Guides / Moving day on a sloping block
Moving day on a sloping block
Belrose sits on a 176-metre ridge, and most of the Forest slopes off one side of it or the other. That is not a complaint; it is why the trees are good. But it does mean a moving day here is planned from the kerb up, and this is how we plan it.
First decision: where the truck stands
Everything on a sloping block flows from one call: does the truck take the drive, or stay at the street? Our rule of thumb is honest and conservative:
- A level or gentle drive with solid turning room: the truck comes to you, and the carry is as short as it will ever be.

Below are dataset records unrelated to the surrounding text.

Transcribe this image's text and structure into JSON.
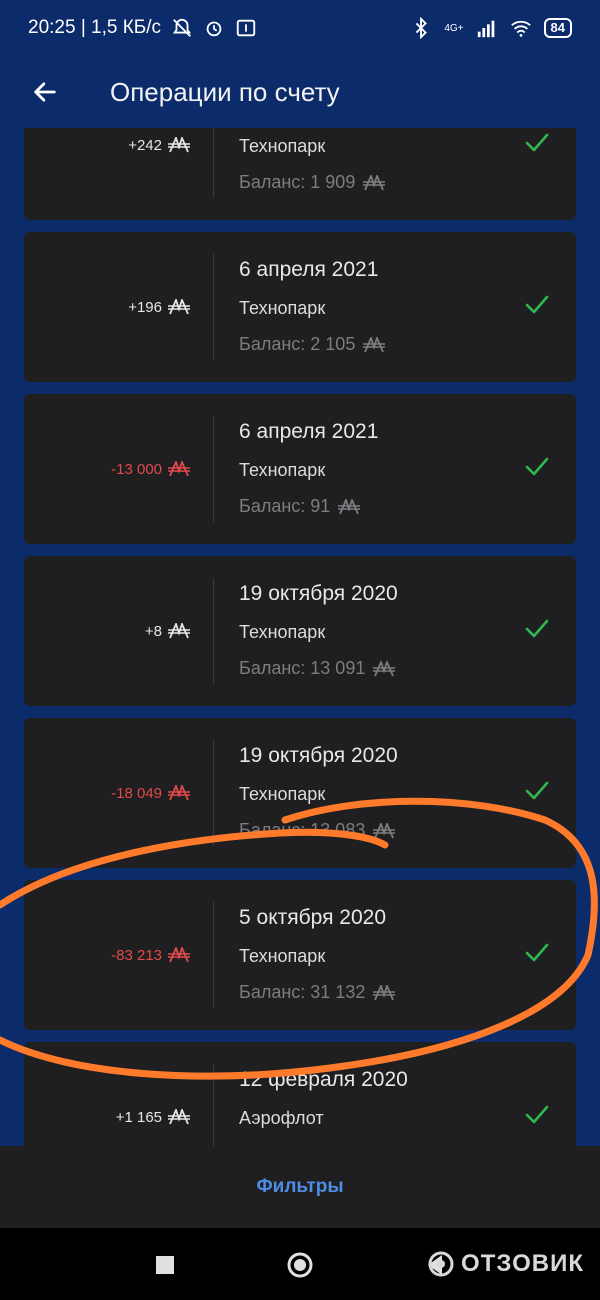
{
  "status_bar": {
    "time_speed": "20:25 | 1,5 КБ/с",
    "network": "4G+",
    "battery": "84"
  },
  "header": {
    "title": "Операции по счету",
    "back_icon": "arrow-left-icon"
  },
  "currency_icon": "miles-sign-icon",
  "transactions": [
    {
      "amount": "+242",
      "date": "",
      "merchant": "Технопарк",
      "balance": "Баланс: 1 909",
      "negative": false
    },
    {
      "amount": "+196",
      "date": "6 апреля 2021",
      "merchant": "Технопарк",
      "balance": "Баланс: 2 105",
      "negative": false
    },
    {
      "amount": "-13 000",
      "date": "6 апреля 2021",
      "merchant": "Технопарк",
      "balance": "Баланс: 91",
      "negative": true
    },
    {
      "amount": "+8",
      "date": "19 октября 2020",
      "merchant": "Технопарк",
      "balance": "Баланс: 13 091",
      "negative": false
    },
    {
      "amount": "-18 049",
      "date": "19 октября 2020",
      "merchant": "Технопарк",
      "balance": "Баланс: 13 083",
      "negative": true
    },
    {
      "amount": "-83 213",
      "date": "5 октября 2020",
      "merchant": "Технопарк",
      "balance": "Баланс: 31 132",
      "negative": true
    },
    {
      "amount": "+1 165",
      "date": "12 февраля 2020",
      "merchant": "Аэрофлот",
      "balance": "",
      "negative": false
    }
  ],
  "bottom": {
    "filters_label": "Фильтры"
  },
  "watermark": "ОТЗОВИК",
  "colors": {
    "background": "#0b2b6b",
    "card": "#1f1f21",
    "negative": "#e04a4a",
    "check": "#2eb84f",
    "link": "#4d8de3",
    "annotation": "#ff7a2a"
  }
}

- A steep drive: the truck stays at the kerb or the flattest shoulder. A loaded truck on a steep grade is a handbrake question, a traction question and a tail-lift geometry question all at once, and if it rains mid-load the answers get worse. Legs are cheaper than any of that.
- A battle-axe or shared drive: the truck stands at the street and the handle stays clear. Your neighbours keep their access, and the crew shuttles the handle in a steady rhythm.
- A narrow close: we look at the turning head before anything else. The spot we pick is the one the truck can leave from nose-first, even when a neighbour's ute appears mid-afternoon.
If you want this worked out for your own address before you even talk to us, the Carry Plan sketches it in five taps.
Second: the carry route walk
Before the first item lifts, the crew walks the route from the truck's tail to the furthest room and back. It takes five minutes and pays for itself all day. On the walk we are reading:
- Footing: loose gravel, mossy pavers, dewy grass on a shortcut. The route that looks longer on a plan is often faster because nobody is mincing steps.
- Pinch points: gateways, retaining-wall corners, the letterbox exactly where a wardrobe wants to swing. These get noted, and the widest pieces get their path chosen in advance.
- Stairs and half-flights: who takes the low end, where the handhold changes, where a spotter stands. Split-level internals are their own subject; we wrote that one up separately.
- Protection: door jambs, banisters and floors on the route get wrapped or covered where the walk says they need it, not after the first scuff.
What slope honestly does to the hours
We will not pretend otherwise: a 40-metre uphill carry adds real time compared to a kerbside load, and stairs add more. What it should never add is panic. The rate does not change with the gradient; the plan changes. A steady shuttle with corner spots and fresh legs beats a heroic sprint every time, and it is far kinder to your furniture. On the callback we will give you a straight read on the hours a carry like yours usually adds, so the day holds no ambushes.
The gradient is not the enemy. The surprise is. We remove the surprise, and the slope becomes just another part of the job.
What you can do before the day
The route-walk checklist
- Decide your truck hope: drive or street? (We confirm it together, but know your preference.)
- Measure or pace the carry: from where a truck can realistically stand to your front door. One big step is about a metre.
- Count every half-flight and stair run on the route, inside and out.
- Note the pinch points: tight gates, low branches, retaining-wall corners.
- Clear the route the night before: pot plants, hoses, doormats, kids' bikes.
- Plan parking: if street parking is tight, save a truck-length spot with your own car and bins.
- Check the forecast: rain does not stop a move, but it changes footwear, floor protection and which door we favour.
- Walk it once yourself, carrying nothing. Whatever felt awkward, tell us.
Print this and walk the route with it.
The short version
Slope is normal here. It is planned for, priced inside the same three hourly rates as every other job, and handled by people who carry on this terrain every week. Tell us about your drive honestly and there will be nothing about your block we meet for the first time on moving day.